Ghuwalewala explains that fading can occur due to a number of factors, the primary one being exposure to light which is an irreversible damage. She further adds, “Reintegration/Inpainting the areas of loss depends on many factors. Ethically, interfering with the original intention of the artist is not considered appropriate, and the losses can attest to the history of the artwork. Keeping this in mind, areas of paint loss in these Mewar paintings have not been retouched. However, in case a hole or loss in the painting has been reconstructed to impart the required strength, then one has to inpaint it using a matching neutral colour so as to make it less obvious. This makes the painting look aesthetically complete, but on closer examination can be seen as being different from the original.”

She cites the example of a drawing depicting ‘Maharana Jawan Singh and Col Bentick at 1832 Ajmer durbar’ as presenting unique challenges. The treatment took around three-four months to complete.

Consolidation of paint layer being carried out under stereo microscope. Image courtesy of the author

Consolidation of paint layer being carried out under stereo microscope. Image courtesy of the author

It is a preparatory sketch done on a large sheet of handmade paper measuring 48’’ x 37’’ and it is made of four smaller sheets joined together,” she states. “This sketch had been kept folded for a long time, leading to creases and losses. The paper had become yellow, suggesting build-up of acidity and resultant brittleness in the paper. The extremely fragile nature of this artwork made it difficult to handle, let alone treat.”

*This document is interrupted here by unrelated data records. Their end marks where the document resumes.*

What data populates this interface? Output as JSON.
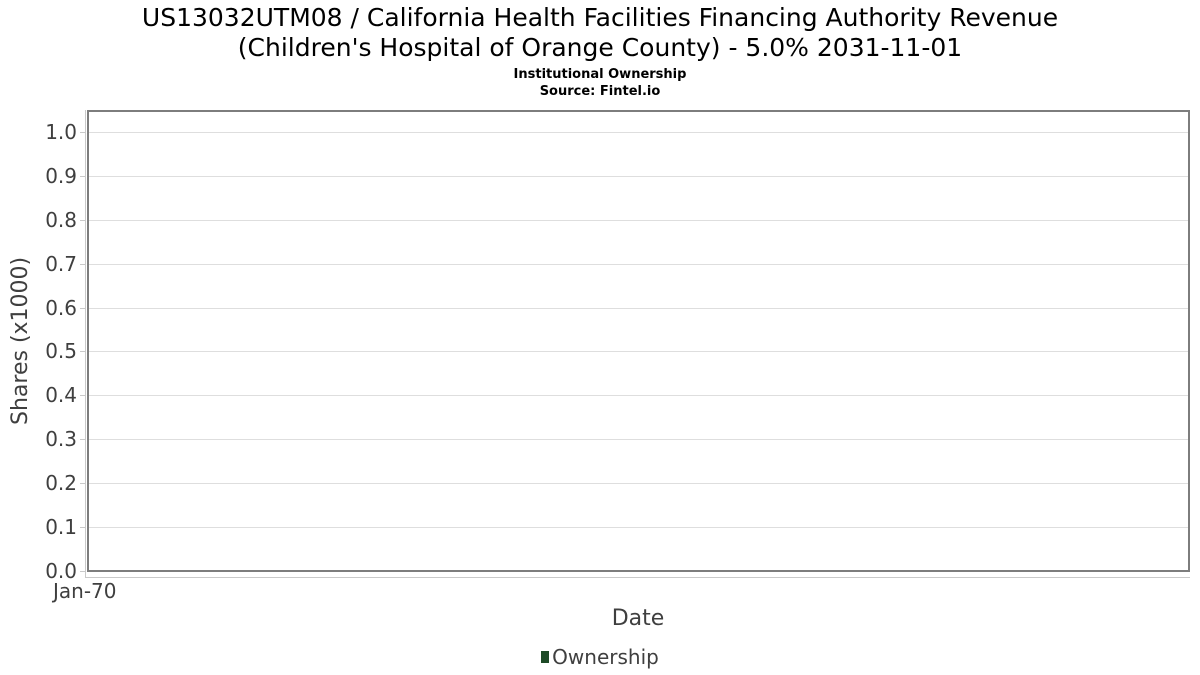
{
  "header": {
    "title_line1": "US13032UTM08 / California Health Facilities Financing Authority Revenue",
    "title_line2": "(Children's Hospital of Orange County) - 5.0% 2031-11-01",
    "subtitle": "Institutional Ownership",
    "source": "Source: Fintel.io"
  },
  "chart_data": {
    "type": "line",
    "title": "US13032UTM08 / California Health Facilities Financing Authority Revenue (Children's Hospital of Orange County) - 5.0% 2031-11-01",
    "subtitle": "Institutional Ownership",
    "source": "Source: Fintel.io",
    "xlabel": "Date",
    "ylabel": "Shares (x1000)",
    "x_tick_labels": [
      "Jan-70"
    ],
    "y_tick_labels": [
      "0.0",
      "0.1",
      "0.2",
      "0.3",
      "0.4",
      "0.5",
      "0.6",
      "0.7",
      "0.8",
      "0.9",
      "1.0"
    ],
    "y_tick_values": [
      0.0,
      0.1,
      0.2,
      0.3,
      0.4,
      0.5,
      0.6,
      0.7,
      0.8,
      0.9,
      1.0
    ],
    "ylim": [
      0.0,
      1.05
    ],
    "grid": true,
    "legend": {
      "position": "bottom-center",
      "entries": [
        {
          "label": "Ownership",
          "color": "#1d4a26"
        }
      ]
    },
    "series": [
      {
        "name": "Ownership",
        "color": "#1d4a26",
        "x": [],
        "y": []
      }
    ]
  },
  "colors": {
    "title_text": "#000000",
    "axis_text": "#3f3f3f",
    "grid_line": "#dedede",
    "frame_border": "#7d7d7d",
    "axis_line": "#c9c9c9",
    "legend_marker": "#1d4a26",
    "background": "#ffffff"
  }
}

After making sure that the pigment did not bleed in water, an aqueous treatment was considered the best way by the conservation team to remove the acidity and reduce the yellowness. To make handling easier, it was separated along its joints into four parts. Each piece was individually subjected to ‘float washing’ and then rejoined.

The team says that arranging loose and detached pieces back in place was ‘like solving a jigsaw puzzle’ and that missing areas in the paper were infilled with tissue of similar strength, thickness and texture.

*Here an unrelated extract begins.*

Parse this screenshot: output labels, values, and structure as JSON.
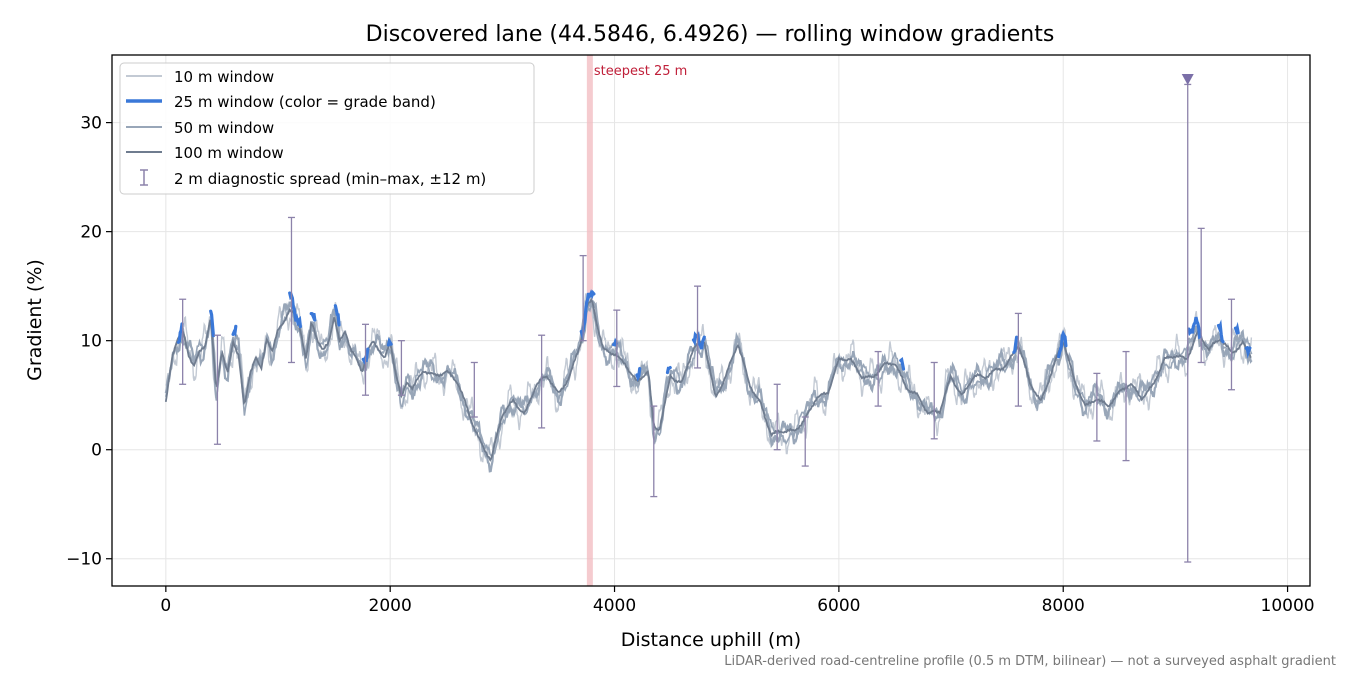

Another artwork, ‘Maharana Jagat Singh hunting tiger at Tikhliya Magra‘ had a corner cut off and that piece was used to mend a loss in the centre of the top edge of the painting. Using the steam pencil to detach the piece was tricky, as the water vapour could affect the pigments. Nevertheless, with extreme care, the task was accomplished. The piece was reattached to its original position, and the loss on the top edge was infilled.

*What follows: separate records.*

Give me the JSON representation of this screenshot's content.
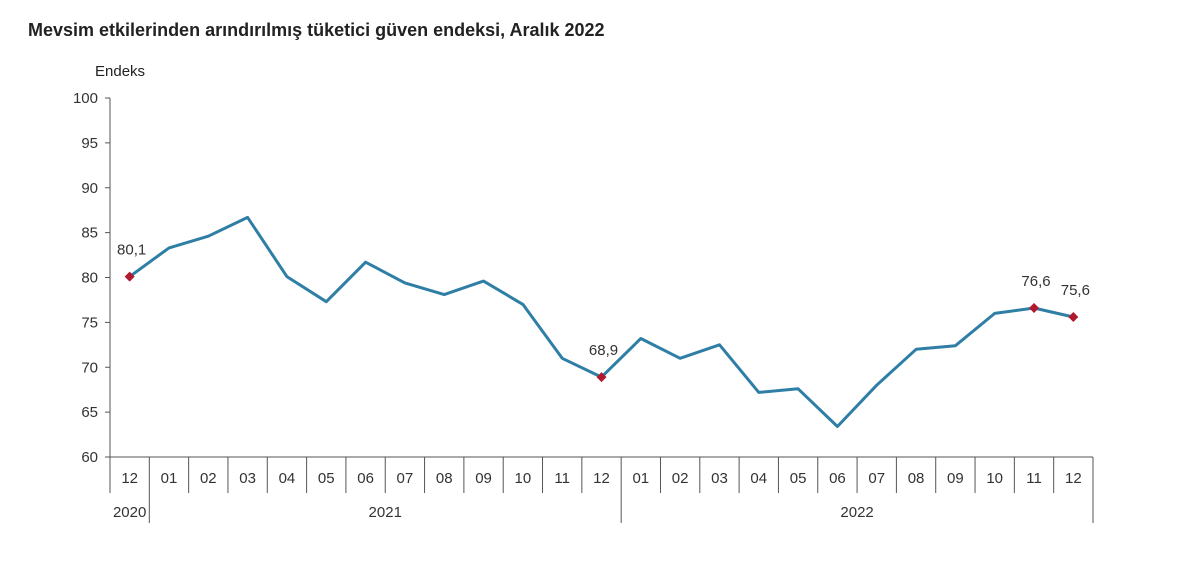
{
  "chart_data": {
    "type": "line",
    "title": "Mevsim etkilerinden arındırılmış tüketici güven endeksi, Aralık 2022",
    "ylabel": "Endeks",
    "xlabel": "",
    "ylim": [
      60,
      100
    ],
    "yticks": [
      60,
      65,
      70,
      75,
      80,
      85,
      90,
      95,
      100
    ],
    "grid": false,
    "categories": [
      "12",
      "01",
      "02",
      "03",
      "04",
      "05",
      "06",
      "07",
      "08",
      "09",
      "10",
      "11",
      "12",
      "01",
      "02",
      "03",
      "04",
      "05",
      "06",
      "07",
      "08",
      "09",
      "10",
      "11",
      "12"
    ],
    "year_groups": [
      {
        "label": "2020",
        "start": 0,
        "end": 0
      },
      {
        "label": "2021",
        "start": 1,
        "end": 12
      },
      {
        "label": "2022",
        "start": 13,
        "end": 24
      }
    ],
    "series": [
      {
        "values": [
          80.1,
          83.3,
          84.6,
          86.7,
          80.1,
          77.3,
          81.7,
          79.4,
          78.1,
          79.6,
          77.0,
          71.0,
          68.9,
          73.2,
          71.0,
          72.5,
          67.2,
          67.6,
          63.4,
          68.0,
          72.0,
          72.4,
          76.0,
          76.6,
          75.6
        ],
        "color": "#2e7ea6"
      }
    ],
    "annotations": [
      {
        "index": 0,
        "label": "80,1"
      },
      {
        "index": 12,
        "label": "68,9"
      },
      {
        "index": 23,
        "label": "76,6"
      },
      {
        "index": 24,
        "label": "75,6"
      }
    ],
    "marker_color": "#b0192e",
    "axis_color": "#555555"
  }
}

The City Palace Museum has created new storage spaces for various collections. The Mewar paintings, once conserved, will be mounted using archival quality mount boards and then stored in the newly-created paintings storage area.

The paintings will be kept in flat file drawers interleaved with archival quality tissues. These materials ensure the long-term preservation of artworks. The storage units have been customised and designed according to both the size of the paintings and the available space in storage areas. These rooms have been equipped with a customised ventilation system to maintain an ambient temperature and relative humidity levels and ensure that there are no abrupt variations of the same.

Ensuring that centuries-old artworks are preserved and presented to younger generations, this conservation lab ensures that the new and old come together to preserve the best of Mewar art and culture has to offer.